Brüssel fasst Google hart an – aber nicht da, wo es Not tut
Die EU-Kommission will eine neue Rekordstrafe gegen Google verhängen. Wegen Missbrauchs der Marktmacht beim Betriebssystem Android soll der US-Konzern 4,3 Milliarden Euro zahlen. Doch die EU ist nicht immer so hart.
Wenn es um den Wettbewerb geht, dann kennen die Europäer (fast) keine Gnade. Nur vor einer Aufspaltung von Google scheut Wettbewerbskommissarin Vestager (noch) zurück.
Doch sobald die Sprache auf die Steuern kommt, die der Internet-Konzern in Europa zahlen soll, dann drücken die meisten EU-Staaten weiter beide Augen zu.
Zwar hat die EU-Kommission einen Vorschlag zur stärkeren Besteuerung von Internet-Konzernen gemacht. Dieser Vorschlag wird auch u.a. von Frankreich unterstützt. Doch Deutschland steht auf der Bremse.
Denn in Berlin fürchtet man, dass die so genannte GAFA-Steuer (auf Google, Apple, Facebook und Amazon) nur noch mehr Ärger mit US-Präsident Trump provozieren könnte.
Deshalb dürfen Google & Co. weiter Milliarden in Europa scheffeln, ohne faire Steuern zu zahlen. Präsident Macron konnte sich in Meseberg nicht gegen Kanzlerin Merkel durchsetzen.

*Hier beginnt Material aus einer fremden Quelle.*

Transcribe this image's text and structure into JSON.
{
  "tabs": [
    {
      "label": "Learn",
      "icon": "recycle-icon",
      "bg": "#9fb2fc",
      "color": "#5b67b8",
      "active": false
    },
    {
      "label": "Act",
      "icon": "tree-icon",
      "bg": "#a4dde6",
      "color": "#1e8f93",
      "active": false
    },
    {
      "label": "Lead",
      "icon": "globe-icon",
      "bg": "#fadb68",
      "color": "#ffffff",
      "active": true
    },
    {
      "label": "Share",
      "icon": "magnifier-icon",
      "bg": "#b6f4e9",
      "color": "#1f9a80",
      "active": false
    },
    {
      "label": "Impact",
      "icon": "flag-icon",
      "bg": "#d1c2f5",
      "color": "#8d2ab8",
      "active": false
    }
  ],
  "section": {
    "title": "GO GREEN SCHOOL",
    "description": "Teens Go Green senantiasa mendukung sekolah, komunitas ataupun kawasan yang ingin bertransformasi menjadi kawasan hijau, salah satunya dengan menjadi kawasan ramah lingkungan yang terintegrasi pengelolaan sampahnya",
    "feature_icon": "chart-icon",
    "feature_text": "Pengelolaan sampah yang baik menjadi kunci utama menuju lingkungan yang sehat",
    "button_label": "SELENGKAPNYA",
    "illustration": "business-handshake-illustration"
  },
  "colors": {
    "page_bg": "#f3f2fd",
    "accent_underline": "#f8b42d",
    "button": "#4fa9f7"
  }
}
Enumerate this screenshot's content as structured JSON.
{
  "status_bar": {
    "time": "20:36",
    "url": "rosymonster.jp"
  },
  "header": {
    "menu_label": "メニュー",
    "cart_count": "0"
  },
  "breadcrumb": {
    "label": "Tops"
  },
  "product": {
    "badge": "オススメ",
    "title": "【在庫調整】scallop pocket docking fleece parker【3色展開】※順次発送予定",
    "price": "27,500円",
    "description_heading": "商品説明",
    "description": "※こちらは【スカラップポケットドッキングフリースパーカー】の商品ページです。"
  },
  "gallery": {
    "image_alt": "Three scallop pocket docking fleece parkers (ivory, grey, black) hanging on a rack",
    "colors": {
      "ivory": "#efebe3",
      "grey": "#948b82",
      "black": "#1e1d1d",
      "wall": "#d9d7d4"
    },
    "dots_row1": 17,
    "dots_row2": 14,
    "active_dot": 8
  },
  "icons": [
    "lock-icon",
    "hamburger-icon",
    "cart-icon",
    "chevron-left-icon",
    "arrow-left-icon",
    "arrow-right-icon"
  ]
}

Womöglich hätte Merkel auch gerne die jüngste Wettbewerbsstrafe gegen Google verhindert – doch darauf hat sie keinen Einfluß, das ist nämlich eine exklusive EU-Kompetenz…
Siehe auch “Juncker goes to Hollywood D.C.” – er soll Merkel bei den drohenden Strafzöllen auf Autos helfen…
P.S. Google legt gegen die Android-Strafe Einspruch ein. Ein Sprecher sagte, das Betriebssystem habe mehr Auswahl für die Nutzer geschaffen, nicht weniger. Insofern er sich auf Apples iphone bezieht, das anfangs ein Monopol hatte, hat er wohl Recht…
Peter Nemschak
18. Juli 2018 @ 13:28
Die Steuern wären die stärkste Waffe der EU gegen US-amerikanische Übermütigkeit. Diese einzusetzen wäre verfrüht. Außerdem besteht in Steuerfragen noch längst keine Einigkeit unter den Mitgliedsländern. Steuern sind nach wie vor nationales Terrain. Wettbewerb und Handelspolitik sind auf die supranationale Ebene delegiert, wobei in der Handelspolitik noch immer nationale Parlamente mitmischen, wenn es um Handelsabkommen geht. Man verlangt von der EU Einigkeit nach außen und übersieht, dass nicht einmal national alle politischen Kräfte an einem Strang ziehen. Wenigstens in Sachen Wettbewerb, Grundpfeiler einer kapitalistischen Marktwirtschaft, verfolgt die EU eine klare Linie gegenüber den Konzernen. Das sollten die konzernkritischen Stimmen begrüßen.